Es bedurfte großer Energie, um die Leute bei der Stange zu halten. Wie
gefährlich die Lage für den ganzen Markt gehalten wurde, zeigt die
Tatsache, dass bereits auch im oberen Markt und der hinteren Gasse zum Forsthaus
hinaus ausgeräumt wurde. Noch um Mitternacht glaubte man, dem Feuer nicht
mehr Herr werden zu können. Die brennenden Legschindel flogen überall
im Markt herum und fielen auf die holzgedeckten Dächer. Um ein Uhr nachts
kam endlich die Erlösung. Ein günstiger Westwind trieb die Rauch-
und Feuerschwaden und Funken gegen die Wiesen am Voglberg. Erst jetzt konnte
man aufatmen. Es wurde noch die ganze Nacht gelöscht und gearbeitet, und
als der Tag graute, lag ein großer Teil des Marktes in Schutt und Asche. Über
die Entstehung des Brandes verlautete, dass die Magd des Glasers glühende
Asche auf den Düngerhaufen gestreut hätte. Dadurch hätten die
anliegenden, hölzernen Gebäude Feuer gefangen.

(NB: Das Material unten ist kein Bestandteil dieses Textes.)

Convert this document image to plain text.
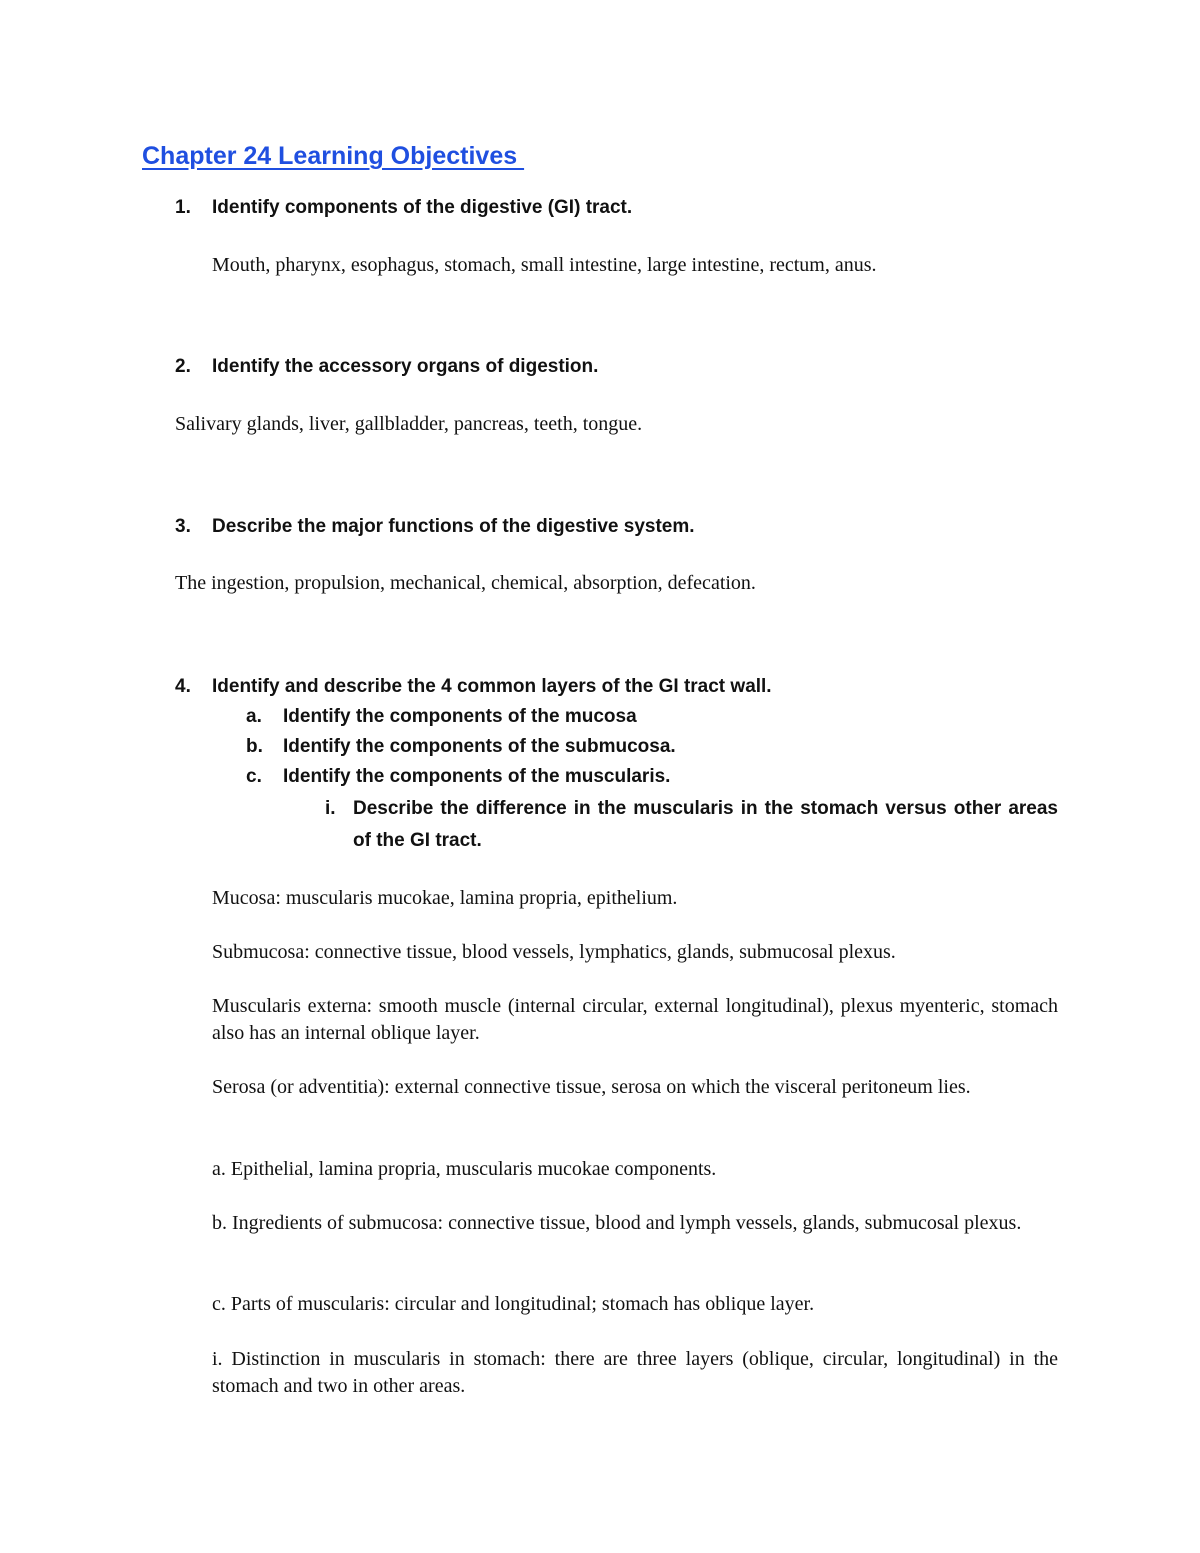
Chapter 24 Learning Objectives
1. Identify components of the digestive (GI) tract.
Mouth, pharynx, esophagus, stomach, small intestine, large intestine, rectum, anus.
2. Identify the accessory organs of digestion.
Salivary glands, liver, gallbladder, pancreas, teeth, tongue.
3. Describe the major functions of the digestive system.
The ingestion, propulsion, mechanical, chemical, absorption, defecation.
4. Identify and describe the 4 common layers of the GI tract wall.
a. Identify the components of the mucosa
b. Identify the components of the submucosa.
c. Identify the components of the muscularis.
i. Describe the difference in the muscularis in the stomach versus other areas of the GI tract.
Mucosa: muscularis mucokae, lamina propria, epithelium.
Submucosa: connective tissue, blood vessels, lymphatics, glands, submucosal plexus.
Muscularis externa: smooth muscle (internal circular, external longitudinal), plexus myenteric, stomach also has an internal oblique layer.
Serosa (or adventitia): external connective tissue, serosa on which the visceral peritoneum lies.
a. Epithelial, lamina propria, muscularis mucokae components.
b. Ingredients of submucosa: connective tissue, blood and lymph vessels, glands, submucosal plexus.
c. Parts of muscularis: circular and longitudinal; stomach has oblique layer.
i. Distinction in muscularis in stomach: there are three layers (oblique, circular, longitudinal) in the stomach and two in other areas.
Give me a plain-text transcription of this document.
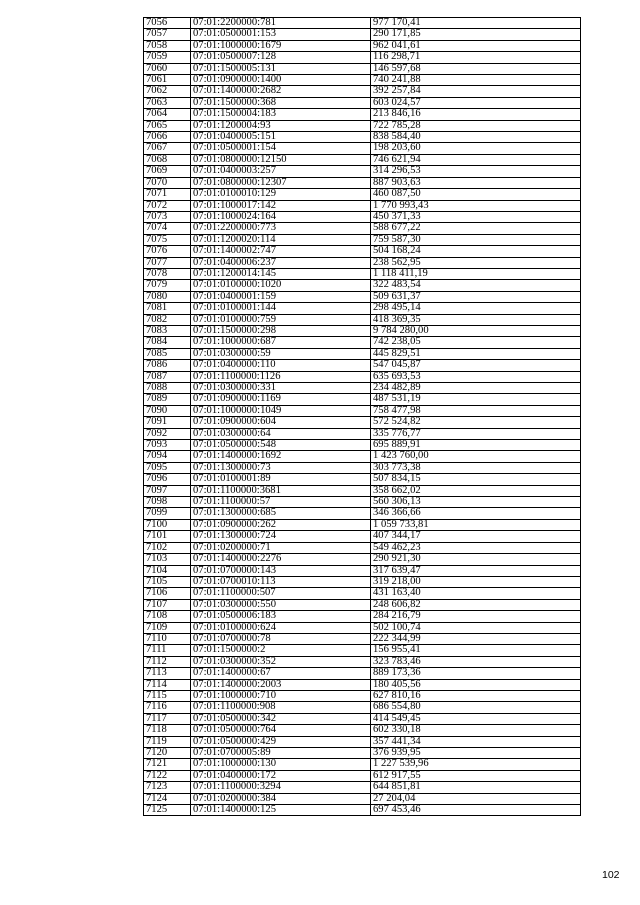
7056	07:01:2200000:781	977 170,41
7057	07:01:0500001:153	290 171,85
7058	07:01:1000000:1679	962 041,61
7059	07:01:0500007:128	116 298,71
7060	07:01:1500005:131	146 597,68
7061	07:01:0900000:1400	740 241,88
7062	07:01:1400000:2682	392 257,84
7063	07:01:1500000:368	603 024,57
7064	07:01:1500004:183	213 846,16
7065	07:01:1200004:93	722 785,28
7066	07:01:0400005:151	838 584,40
7067	07:01:0500001:154	198 203,60
7068	07:01:0800000:12150	746 621,94
7069	07:01:0400003:257	314 296,53
7070	07:01:0800000:12307	887 903,63
7071	07:01:0100010:129	460 087,50
7072	07:01:1000017:142	1 770 993,43
7073	07:01:1000024:164	450 371,33
7074	07:01:2200000:773	588 677,22
7075	07:01:1200020:114	759 587,30
7076	07:01:1400002:747	504 168,24
7077	07:01:0400006:237	238 562,95
7078	07:01:1200014:145	1 118 411,19
7079	07:01:0100000:1020	322 483,54
7080	07:01:0400001:159	509 631,37
7081	07:01:0100001:144	298 495,14
7082	07:01:0100000:759	418 369,35
7083	07:01:1500000:298	9 784 280,00
7084	07:01:1000000:687	742 238,05
7085	07:01:0300000:59	445 829,51
7086	07:01:0400000:110	547 045,87
7087	07:01:1100000:1126	635 693,53
7088	07:01:0300000:331	234 482,89
7089	07:01:0900000:1169	487 531,19
7090	07:01:1000000:1049	758 477,98
7091	07:01:0900000:604	572 524,82
7092	07:01:0300000:64	335 776,77
7093	07:01:0500000:548	695 889,91
7094	07:01:1400000:1692	1 423 760,00
7095	07:01:1300000:73	303 773,38
7096	07:01:0100001:89	507 834,15
7097	07:01:1100000:3681	358 662,02
7098	07:01:1100000:57	560 306,13
7099	07:01:1300000:685	346 366,66
7100	07:01:0900000:262	1 059 733,81
7101	07:01:1300000:724	407 344,17
7102	07:01:0200000:71	549 462,23
7103	07:01:1400000:2276	290 921,30
7104	07:01:0700000:143	317 639,47
7105	07:01:0700010:113	319 218,00
7106	07:01:1100000:507	431 163,40
7107	07:01:0300000:550	248 606,82
7108	07:01:0500006:183	284 216,79
7109	07:01:0100000:624	502 100,74
7110	07:01:0700000:78	222 344,99
7111	07:01:1500000:2	156 955,41
7112	07:01:0300000:352	323 783,46
7113	07:01:1400000:67	889 173,36
7114	07:01:1400000:2003	180 405,56
7115	07:01:1000000:710	627 810,16
7116	07:01:1100000:908	686 554,80
7117	07:01:0500000:342	414 549,45
7118	07:01:0500000:764	602 330,18
7119	07:01:0500000:429	357 441,34
7120	07:01:0700005:89	376 939,95
7121	07:01:1000000:130	1 227 539,96
7122	07:01:0400000:172	612 917,55
7123	07:01:1100000:3294	644 851,81
7124	07:01:0200000:384	27 204,04
7125	07:01:1400000:125	697 453,46
102
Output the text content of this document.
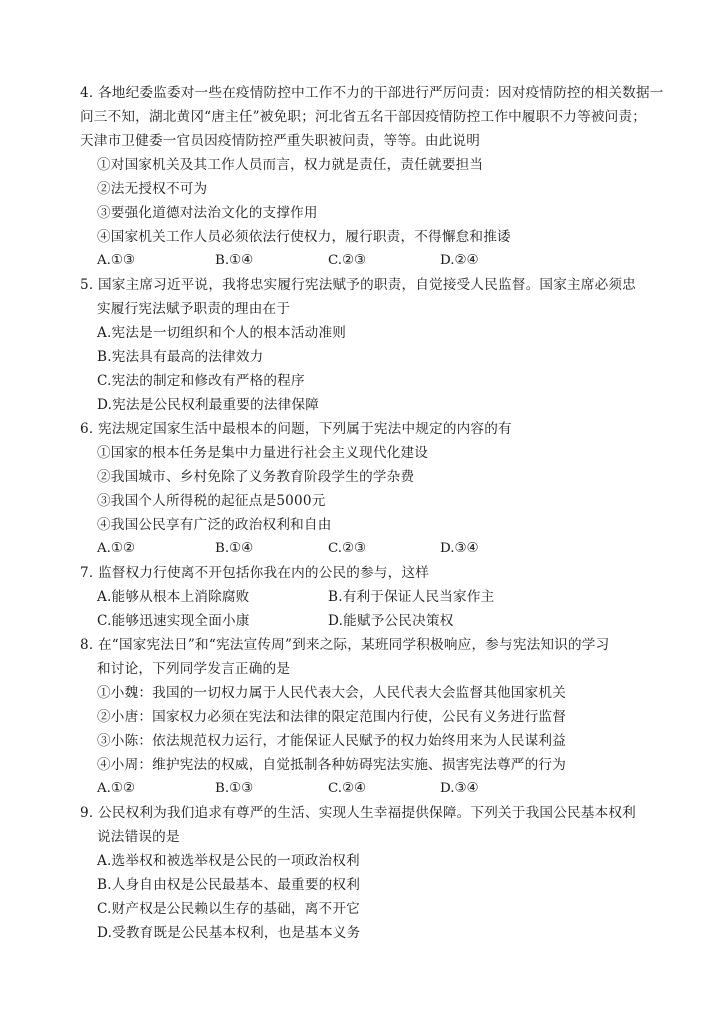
4．
各地纪委监委对一些在疫情防控中工作不力的干部进行严厉问责：因对疫情防控的相关数据一
问三不知，湖北黄冈“唐主任”被免职；河北省五名干部因疫情防控工作中履职不力等被问责；
天津市卫健委一官员因疫情防控严重失职被问责，等等。由此说明
①对国家机关及其工作人员而言，权力就是责任，责任就要担当
②法无授权不可为
③要强化道德对法治文化的支撑作用
④国家机关工作人员必须依法行使权力，履行职责，不得懈怠和推诿
A.①③	B.①④	C.②③	D.②④
5．
国家主席习近平说，我将忠实履行宪法赋予的职责，自觉接受人民监督。国家主席必须忠
实履行宪法赋予职责的理由在于
A.宪法是一切组织和个人的根本活动准则
B.宪法具有最高的法律效力
C.宪法的制定和修改有严格的程序
D.宪法是公民权利最重要的法律保障
6．
宪法规定国家生活中最根本的问题，下列属于宪法中规定的内容的有
①国家的根本任务是集中力量进行社会主义现代化建设
②我国城市、乡村免除了义务教育阶段学生的学杂费
③我国个人所得税的起征点是5000元
④我国公民享有广泛的政治权利和自由
A.①②	B.①④	C.②③	D.③④
7．
监督权力行使离不开包括你我在内的公民的参与，这样
A.能够从根本上消除腐败	B.有利于保证人民当家作主
C.能够迅速实现全面小康	D.能赋予公民决策权
8．
在“国家宪法日”和“宪法宣传周”到来之际，某班同学积极响应，参与宪法知识的学习
和讨论，下列同学发言正确的是
①小魏：我国的一切权力属于人民代表大会，人民代表大会监督其他国家机关
②小唐：国家权力必须在宪法和法律的限定范围内行使，公民有义务进行监督
③小陈：依法规范权力运行，才能保证人民赋予的权力始终用来为人民谋利益
④小周：维护宪法的权威，自觉抵制各种妨碍宪法实施、损害宪法尊严的行为
A.①②	B.①③	C.②④	D.③④
9．
公民权利为我们追求有尊严的生活、实现人生幸福提供保障。下列关于我国公民基本权利
说法错误的是
A.选举权和被选举权是公民的一项政治权利
B.人身自由权是公民最基本、最重要的权利
C.财产权是公民赖以生存的基础，离不开它
D.受教育既是公民基本权利，也是基本义务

Gesehen hat es aber
niemand. Nach dem Brand erkannten die Kößlarner, wie notwendig eine
Feuerwehr ist. Schon am 6. November 1868 wurde eine Wehr gegründet und
als Vorstand der Maurermeister und Bürgermeister Stöfl gewählt.
Laut Passauer Donau-Zeitung gab es 1868 erst 32 Feuerwehren in ganz Niederbayern.